Warshaw: MP wasn’t necessarily pretty to watch. You didn’t know what he was gonna do move-to-move. He was kind of stuttery in the way he surfed, and he turned in places you didn’t quite expect. He’d push further than you’d think he was going to, and he drew lines that were different. It’s almost like he was on a different wavelength.
And if you watch him he’s got these crazy hands. It’s almost like he’s epileptic. Then in the tube, that was the only place Michael slowed down and stopped moving so much. He once said he liked being inside the tube because "No one can see me in there," so maybe that’s why, once inside, he was finally able to relax.
Doherty: Michael had a real strong militaristic kick – even as a kid he would put model planes together and play with them. I think he even wanted to go into the army at some stage. As it turns out, most of the voices in his head were military-related, but he was in charge. He was the one dishing the orders out. It’s so funny when you think about it, but he was running a little war campaign in his own head.
That’s also where you delineate his personality – he had a very strong personality and obviously liked to be in control, and you saw that in his surfing career. He was in control of everyone. He was the one everyone was worried about. He was playing games with everyone. That was his personality. So when it came to the voices, he started telling them what to do too.
Doherty: I reckon drugs definitely had a hand in manifesting Michael’s schizophrenia. Most doctors will tell you that schizophrenia is programmed into certain people’s DNA, but it can be exacerbated or even generated by drug use. And Michael was using heroin at 17 or 18 and smoking pot from a really early age.

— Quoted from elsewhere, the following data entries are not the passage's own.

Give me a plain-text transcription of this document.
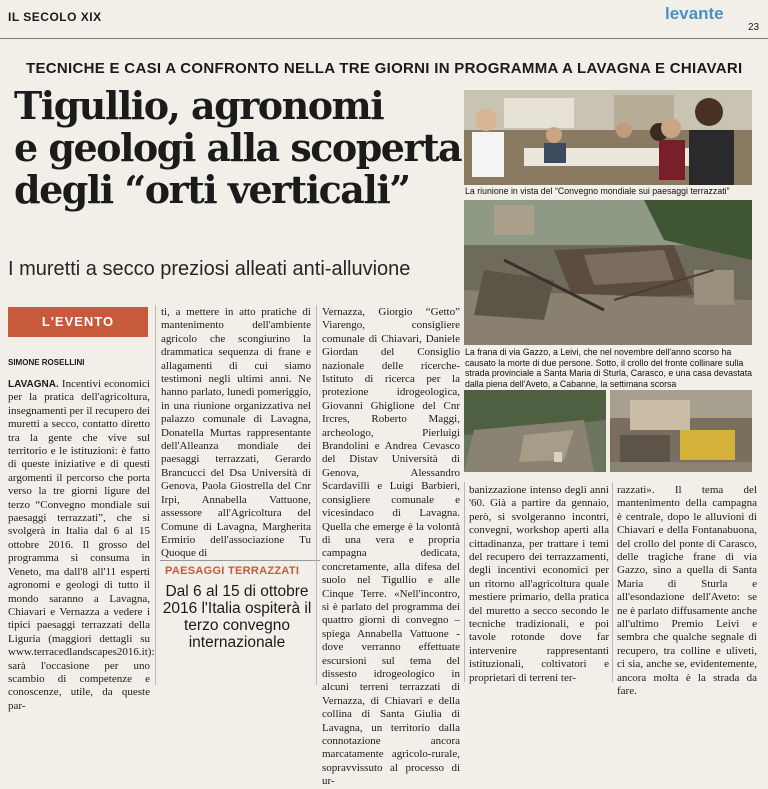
IL SECOLO XIX	levante
23
TECNICHE E CASI A CONFRONTO NELLA TRE GIORNI IN PROGRAMMA A LAVAGNA E CHIAVARI
Tigullio, agronomi
e geologi alla scoperta
degli “orti verticali”
I muretti a secco preziosi alleati anti-alluvione
La riunione in vista del “Convegno mondiale sui paesaggi terrazzati”
La frana di via Gazzo, a Leivi, che nel novembre dell'anno scorso ha causato la morte di due persone. Sotto, il crollo del fronte collinare sulla strada provinciale a Santa Maria di Sturla, Carasco, e una casa devastata dalla piena dell'Aveto, a Cabanne, la settimana scorsa
L'EVENTO
SIMONE ROSELLINI

LAVAGNA. Incentivi economici per la pratica dell'agricoltura, insegnamenti per il recupero dei muretti a secco, contatto diretto tra la gente che vive sul territorio e le istituzioni: è fatto di queste iniziative e di questi argomenti il percorso che porta verso la tre giorni ligure del terzo “Convegno mondiale sui paesaggi terrazzati”, che si svolgerà in Italia dal 6 al 15 ottobre 2016. Il grosso del programma si consuma in Veneto, ma dall'8 all'11 esperti agronomi e geologi di tutto il mondo saranno a Lavagna, Chiavari e Vernazza a vedere i tipici paesaggi terrazzati della Liguria (maggiori dettagli su www.terracedlandscapes2016.it): sarà l'occasione per uno scambio di competenze e conoscenze, utile, da queste par-

ti, a mettere in atto pratiche di mantenimento dell'ambiente agricolo che scongiurino la drammatica sequenza di frane e allagamenti di cui siamo testimoni negli ultimi anni. Ne hanno parlato, lunedì pomeriggio, in una riunione organizzativa nel palazzo comunale di Lavagna, Donatella Murtas rappresentante dell'Alleanza mondiale dei paesaggi terrazzati, Gerardo Brancucci del Dsa Università di Genova, Paola Giostrella del Cnr Irpi, Annabella Vattuone, assessore all'Agricoltura del Comune di Lavagna, Margherita Ermirio dell'associazione Tu Quoque di

PAESAGGI TERRAZZATI
Dal 6 al 15 di ottobre 2016 l'Italia ospiterà il terzo convegno internazionale

Vernazza, Giorgio “Getto” Viarengo, consigliere comunale di Chiavari, Daniele Giordan del Consiglio nazionale delle ricerche-Istituto di ricerca per la protezione idrogeologica, Giovanni Ghiglione del Cnr Ircres, Roberto Maggi, archeologo, Pierluigi Brandolini e Andrea Cevasco del Distav Università di Genova, Alessandro Scardavilli e Luigi Barbieri, consigliere comunale e vicesindaco di Lavagna. Quella che emerge è la volontà di una vera e propria campagna dedicata, concretamente, alla difesa del suolo nel Tigullio e alle Cinque Terre. «Nell'incontro, si è parlato del programma dei quattro giorni di convegno – spiega Annabella Vattuone - dove verranno effettuate escursioni sul tema del dissesto idrogeologico in alcuni terreni terrazzati di Vernazza, di Chiavari e della collina di Santa Giulia di Lavagna, un territorio dalla connotazione ancora marcatamente agricolo-rurale, sopravvissuto al processo di ur-

banizzazione intenso degli anni '60. Già a partire da gennaio, però, si svolgeranno incontri, convegni, workshop aperti alla cittadinanza, per trattare i temi del recupero dei terrazzamenti, degli incentivi economici per un ritorno all'agricoltura quale mestiere primario, della pratica del muretto a secco secondo le tecniche tradizionali, e poi tavole rotonde dove far intervenire rappresentanti istituzionali, coltivatori e proprietari di terreni ter-

razzati». Il tema del mantenimento della campagna è centrale, dopo le alluvioni di Chiavari e della Fontanabuona, del crollo del ponte di Carasco, delle tragiche frane di via Gazzo, sino a quella di Santa Maria di Sturla e all'esondazione dell'Aveto: se ne è parlato diffusamente anche all'ultimo Premio Leivi e sembra che qualche segnale di recupero, tra colline e uliveti, ci sia, anche se, evidentemente, ancora molta è la strada da fare.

But at the same time there was likely a genetic component, potentially from his (unknown) father. I mean Michael’s brother Tommy still wakes up every day and smokes pot before he gets out of bed, and despite all the chemicals he’s put into his body over the years, he’s still sharp as a blade – and he’s Michael’s half-brother. But if Michael was predisposed to schizophrenia, which I reckon he was, the drugs definitely didn’t help.
Doherty: Michael’s story is still highly mythologized, and the fact that people understand more about schizophrenia nowadays only makes it easier to see him in a positive light. Especially with Andy’s whole story coming out, people in the surf world are becoming more empathetic to the idea of mental disease. But to most Australians, he always has been and will be a surfing hero.
Peterson will remain one of surfing's most enigmatic figures. How he would have fared today with modern medicine remains a giant question mark. Dan Merkel photo.
Warshaw: While Michael’s disease has become more widely understood in recent years, unfortunately his surfing has not.
I’ve found it impossible to make a clip of Michael Peterson that does his surfing any justice. Nobody from the current generation will understand what made it special, because it doesn’t make sense to see it isolated. The only thing that makes sense is to show 10 minutes of what other surfing was going at the time and then show Michael, but nobody wants to watch that.